I never wrote about Brad Delp’s suicide because I didn’t think it was my place to. To put it another way: I was so burned on anything Boston that I feared my words would sound insincere.
In some kind of silent memorial to him, I finally purchased Boston’s first album. In the thirty years since it was released, I’d only made a very primitive copy of it (by placing a cassette recorder against one speaker of a fairly pathetic portable record player) and I’d never actually owned a Boston album.
Many friends did own their debut or the follow-up Don’t Look Back but I don’t recall ever hearing either one getting played, probably because nearly every fucking song on those first two albums received constant airplay on A.O.R. radio stations.

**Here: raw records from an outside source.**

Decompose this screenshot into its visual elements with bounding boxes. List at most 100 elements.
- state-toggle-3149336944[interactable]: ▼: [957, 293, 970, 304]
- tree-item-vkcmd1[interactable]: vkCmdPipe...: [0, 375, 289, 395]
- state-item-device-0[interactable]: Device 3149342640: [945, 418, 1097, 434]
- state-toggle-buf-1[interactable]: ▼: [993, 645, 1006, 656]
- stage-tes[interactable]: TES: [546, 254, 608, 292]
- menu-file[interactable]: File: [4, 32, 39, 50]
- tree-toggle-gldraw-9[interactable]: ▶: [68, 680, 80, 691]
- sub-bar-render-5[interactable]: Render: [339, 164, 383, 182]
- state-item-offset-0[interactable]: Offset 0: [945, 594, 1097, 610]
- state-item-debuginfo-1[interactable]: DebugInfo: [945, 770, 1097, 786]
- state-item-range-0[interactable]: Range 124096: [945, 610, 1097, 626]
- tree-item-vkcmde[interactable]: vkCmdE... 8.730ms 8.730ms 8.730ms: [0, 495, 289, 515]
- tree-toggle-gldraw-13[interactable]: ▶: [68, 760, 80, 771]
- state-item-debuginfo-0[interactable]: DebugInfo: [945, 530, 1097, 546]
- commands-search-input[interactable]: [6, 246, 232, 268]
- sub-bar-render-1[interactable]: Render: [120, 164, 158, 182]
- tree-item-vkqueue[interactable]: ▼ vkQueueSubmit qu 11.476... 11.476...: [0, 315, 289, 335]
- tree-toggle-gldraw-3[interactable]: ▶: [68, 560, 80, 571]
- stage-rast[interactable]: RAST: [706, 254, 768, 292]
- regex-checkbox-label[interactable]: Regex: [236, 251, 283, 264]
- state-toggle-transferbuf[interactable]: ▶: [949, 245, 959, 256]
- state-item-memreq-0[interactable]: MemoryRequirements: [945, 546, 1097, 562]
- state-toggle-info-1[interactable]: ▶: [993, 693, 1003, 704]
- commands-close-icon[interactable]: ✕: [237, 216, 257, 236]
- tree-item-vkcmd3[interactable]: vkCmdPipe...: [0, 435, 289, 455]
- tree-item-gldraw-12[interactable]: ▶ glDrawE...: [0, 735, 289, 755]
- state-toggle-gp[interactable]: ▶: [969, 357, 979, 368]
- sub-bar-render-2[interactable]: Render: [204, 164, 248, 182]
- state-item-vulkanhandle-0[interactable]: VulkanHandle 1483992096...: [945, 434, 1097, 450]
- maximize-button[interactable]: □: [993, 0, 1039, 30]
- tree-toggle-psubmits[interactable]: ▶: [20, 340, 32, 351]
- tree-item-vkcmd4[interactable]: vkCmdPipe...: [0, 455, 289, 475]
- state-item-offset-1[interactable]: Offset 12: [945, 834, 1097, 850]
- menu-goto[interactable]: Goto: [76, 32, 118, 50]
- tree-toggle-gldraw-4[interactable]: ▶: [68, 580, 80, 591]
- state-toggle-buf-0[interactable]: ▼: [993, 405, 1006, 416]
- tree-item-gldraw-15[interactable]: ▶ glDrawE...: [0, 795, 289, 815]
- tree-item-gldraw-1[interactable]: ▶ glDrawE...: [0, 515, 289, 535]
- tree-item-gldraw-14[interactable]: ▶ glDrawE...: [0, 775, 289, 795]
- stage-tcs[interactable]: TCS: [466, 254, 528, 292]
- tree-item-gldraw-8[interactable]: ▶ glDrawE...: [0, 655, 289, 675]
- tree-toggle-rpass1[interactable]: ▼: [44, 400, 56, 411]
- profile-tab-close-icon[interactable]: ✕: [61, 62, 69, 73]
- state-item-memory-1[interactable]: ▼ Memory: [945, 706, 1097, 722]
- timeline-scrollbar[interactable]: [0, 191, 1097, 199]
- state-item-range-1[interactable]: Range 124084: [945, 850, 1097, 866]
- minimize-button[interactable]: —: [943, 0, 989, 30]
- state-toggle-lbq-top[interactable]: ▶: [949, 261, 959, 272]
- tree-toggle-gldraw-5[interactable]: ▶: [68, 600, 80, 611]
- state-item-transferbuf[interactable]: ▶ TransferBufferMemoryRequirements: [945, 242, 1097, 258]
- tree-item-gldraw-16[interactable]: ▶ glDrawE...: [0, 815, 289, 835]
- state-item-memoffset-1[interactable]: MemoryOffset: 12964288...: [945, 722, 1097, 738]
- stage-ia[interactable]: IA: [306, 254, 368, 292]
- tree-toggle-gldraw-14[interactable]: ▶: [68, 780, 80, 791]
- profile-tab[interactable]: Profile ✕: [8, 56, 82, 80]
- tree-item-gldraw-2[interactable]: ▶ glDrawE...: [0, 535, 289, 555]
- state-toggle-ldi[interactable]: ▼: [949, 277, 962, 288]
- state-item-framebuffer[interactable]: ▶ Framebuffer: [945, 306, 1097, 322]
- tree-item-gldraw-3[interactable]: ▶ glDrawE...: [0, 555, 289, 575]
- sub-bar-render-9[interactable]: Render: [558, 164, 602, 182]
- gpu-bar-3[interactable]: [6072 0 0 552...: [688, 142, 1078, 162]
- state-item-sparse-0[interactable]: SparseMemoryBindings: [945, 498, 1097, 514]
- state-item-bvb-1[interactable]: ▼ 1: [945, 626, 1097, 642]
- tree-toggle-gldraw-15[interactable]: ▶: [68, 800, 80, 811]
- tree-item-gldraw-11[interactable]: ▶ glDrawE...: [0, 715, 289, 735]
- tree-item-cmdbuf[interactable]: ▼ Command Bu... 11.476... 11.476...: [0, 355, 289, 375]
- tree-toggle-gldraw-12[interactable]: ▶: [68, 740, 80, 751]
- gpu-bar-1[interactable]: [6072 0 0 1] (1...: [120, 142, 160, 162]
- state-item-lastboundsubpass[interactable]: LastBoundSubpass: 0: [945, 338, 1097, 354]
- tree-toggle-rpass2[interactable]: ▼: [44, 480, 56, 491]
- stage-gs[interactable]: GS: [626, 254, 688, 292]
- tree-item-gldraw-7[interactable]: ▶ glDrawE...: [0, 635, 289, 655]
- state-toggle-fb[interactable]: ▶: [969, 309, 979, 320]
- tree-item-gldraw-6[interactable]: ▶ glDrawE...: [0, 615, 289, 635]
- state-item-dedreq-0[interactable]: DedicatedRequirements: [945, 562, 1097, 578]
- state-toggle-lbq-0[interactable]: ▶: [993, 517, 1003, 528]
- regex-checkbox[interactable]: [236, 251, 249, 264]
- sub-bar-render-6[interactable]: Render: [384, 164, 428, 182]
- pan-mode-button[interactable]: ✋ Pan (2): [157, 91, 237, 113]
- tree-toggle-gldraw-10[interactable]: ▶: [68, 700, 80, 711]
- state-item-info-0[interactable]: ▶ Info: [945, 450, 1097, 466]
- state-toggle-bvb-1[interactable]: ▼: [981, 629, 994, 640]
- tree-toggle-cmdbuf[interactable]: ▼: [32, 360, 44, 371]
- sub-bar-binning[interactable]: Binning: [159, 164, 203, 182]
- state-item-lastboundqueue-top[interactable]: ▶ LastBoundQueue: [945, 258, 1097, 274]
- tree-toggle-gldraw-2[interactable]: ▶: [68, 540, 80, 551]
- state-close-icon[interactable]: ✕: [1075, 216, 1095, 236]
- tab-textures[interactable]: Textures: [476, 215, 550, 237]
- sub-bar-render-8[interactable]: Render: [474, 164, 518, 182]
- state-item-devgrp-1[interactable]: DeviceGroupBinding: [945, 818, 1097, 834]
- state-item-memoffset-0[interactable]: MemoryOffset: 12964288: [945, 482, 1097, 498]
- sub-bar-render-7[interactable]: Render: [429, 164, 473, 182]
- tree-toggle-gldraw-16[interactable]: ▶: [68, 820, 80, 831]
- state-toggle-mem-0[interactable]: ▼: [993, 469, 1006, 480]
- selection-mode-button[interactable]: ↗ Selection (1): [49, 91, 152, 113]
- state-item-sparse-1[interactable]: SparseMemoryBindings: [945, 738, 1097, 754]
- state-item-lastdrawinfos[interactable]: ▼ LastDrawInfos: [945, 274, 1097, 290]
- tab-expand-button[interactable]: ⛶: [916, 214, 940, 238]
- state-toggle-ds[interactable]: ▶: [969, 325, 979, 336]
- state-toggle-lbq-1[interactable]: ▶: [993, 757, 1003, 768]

I was actually working in radio at the time Third Stage was finally released. I was curious as to what it sounded like, but not to the point where some were fanatical about it. Seriously: the Program Director actually put a handwritten note on the album informing all airstaff members that they could only play one track from Third Stage per airshift. I listened to it, determined it was a piece of shit, and played Tommy Bolin’s “Post Toastee” instead.
Incessant airplay aside, there should be no question about Delp’s enormous talents and critical importance to the formula that was Boston’s textured studio-induced rock. While Tom Scholz seemed hellbent on perfection and countless takes to achieve it, Delp had such a gift that he rarely needed multiple takes to get Scholz’s desired results.
Brad Delp was born on June 12, 1951.